Who doesn’t love a great duo? Holmes and Watson, the White Stripes, two GPs discussing product choice for effective asthma treatment…… Ok, the last one is pretty specific to healthcare market research, but I’m going somewhere with this. Through this article I want to highlight HRW’s Soulmate™ Duo interviewing technique and tell you about how it can turn a ‘good duo’ into a ‘great duo’.

The thing about a great, well matched, duo is that they just ‘get’ each other. They have had similar lived experiences, or they might do the same kind of work, and they know what the important issues are in their own areas of interest. Their points of reference are in sync. As healthcare market researchers we are aspiring to learn about these issues via respondents, however sometimes we have to step back and acknowledge that, as ‘outsiders’, what we think we need to know about a topic, may not fully encompass what we actually need to know.

Soulmate™ duo interviewing attempts to address this very issue by adapting the ‘typical’ duo interview and giving respondents the chance to talk about things together, privately (well…maybe an illusion of privacy thanks to the miracle of central location one-way viewing mirrors!). In Soulmate™ interviewing, the two respondents discuss the topic both with the moderator in a structured discussion as well as together without the moderator present.

The concept itself is pretty simple, but the beauty is in that simplicity. As duo respondents are matched on some kind of common ground, it will be easy for them to build rapport throughout the interview. With the moderator absent they have the chance to a) ask each other questions that the moderator may not have thought to ask, or b) discuss emotive topics that they may have been too embarrassed, or found too difficult, to discuss with the moderator present. It can be easier to open up to someone who gets what you’re going through. You know the old saying “two’s company, three’s a crowd”? Sometimes there is truth in that.

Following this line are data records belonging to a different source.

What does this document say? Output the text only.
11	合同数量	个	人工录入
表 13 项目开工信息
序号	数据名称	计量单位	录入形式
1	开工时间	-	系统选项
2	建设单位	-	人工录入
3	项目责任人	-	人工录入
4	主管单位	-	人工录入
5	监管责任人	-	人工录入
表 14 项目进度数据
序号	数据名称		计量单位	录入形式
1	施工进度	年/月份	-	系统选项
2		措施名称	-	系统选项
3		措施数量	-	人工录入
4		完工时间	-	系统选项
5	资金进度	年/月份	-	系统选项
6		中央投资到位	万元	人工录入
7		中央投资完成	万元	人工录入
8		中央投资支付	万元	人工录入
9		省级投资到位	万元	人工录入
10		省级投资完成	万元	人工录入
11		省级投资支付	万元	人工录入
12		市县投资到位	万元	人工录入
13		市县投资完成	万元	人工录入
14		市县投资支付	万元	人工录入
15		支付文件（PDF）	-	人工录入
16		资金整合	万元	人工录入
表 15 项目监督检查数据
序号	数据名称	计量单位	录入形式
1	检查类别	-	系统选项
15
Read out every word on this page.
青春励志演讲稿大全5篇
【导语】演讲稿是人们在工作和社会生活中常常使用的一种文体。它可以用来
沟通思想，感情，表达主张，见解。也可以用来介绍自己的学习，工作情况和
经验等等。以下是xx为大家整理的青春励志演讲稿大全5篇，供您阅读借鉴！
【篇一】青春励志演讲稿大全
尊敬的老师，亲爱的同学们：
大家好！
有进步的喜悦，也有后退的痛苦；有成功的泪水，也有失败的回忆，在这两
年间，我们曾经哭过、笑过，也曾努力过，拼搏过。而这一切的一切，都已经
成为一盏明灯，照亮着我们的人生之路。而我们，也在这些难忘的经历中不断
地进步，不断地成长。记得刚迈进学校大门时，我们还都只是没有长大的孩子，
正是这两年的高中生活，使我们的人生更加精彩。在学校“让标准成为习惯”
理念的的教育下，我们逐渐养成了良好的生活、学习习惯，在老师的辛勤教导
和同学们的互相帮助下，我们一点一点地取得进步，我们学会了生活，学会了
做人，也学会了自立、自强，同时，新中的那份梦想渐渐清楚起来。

Recently, I saw first-hand evidence of this when a colleague was interviewing two people who were carers for a parent who had been diagnosed with Alzheimer’s disease. During early stages of the interview I felt that they were struggling to verbalise their feelings to the moderator and give a clear description of what they would want a treatment for Alzheimer’s to actually provide for their parent.

However, when the moderator left the room, the two respondents started sharing stories about their parents, not only the difficulties they have in caring for them, but what makes them happy and what they see as a ‘good day’. One carer gave a really vivid description of how all he could ask for would be to have something that could help “keep his mum on a level playing field” – nothing miraculous, just something to help him have more ‘good days’ with her. We thought that that was a really emotive and valuable insight for the research and it was something that the respondent hadn’t mentioned until he started ‘opening up’ during the more casual conversation with the other respondent.

Obviously Soulmate™ will not suit every research scenario and there can be drawbacks. You do have to provide some sort of structure to the ‘free discussion’ section and perhaps provide an outline to keep respondents on topic. It is also important to screen respondents thoroughly and think about how you match them. If you end up with two respondents who are both very negative on a product or concept (and you do get them!) then the conversation can become unfocused and veer off in a tangent that won’t let you answer your objectives. However, if you have an advocate and a detractor, then letting them debate an issue one-on-one one can be very proactive and help you access the reality of what they consider to be the key drivers and barriers – at HRW that’s exactly what we aim for.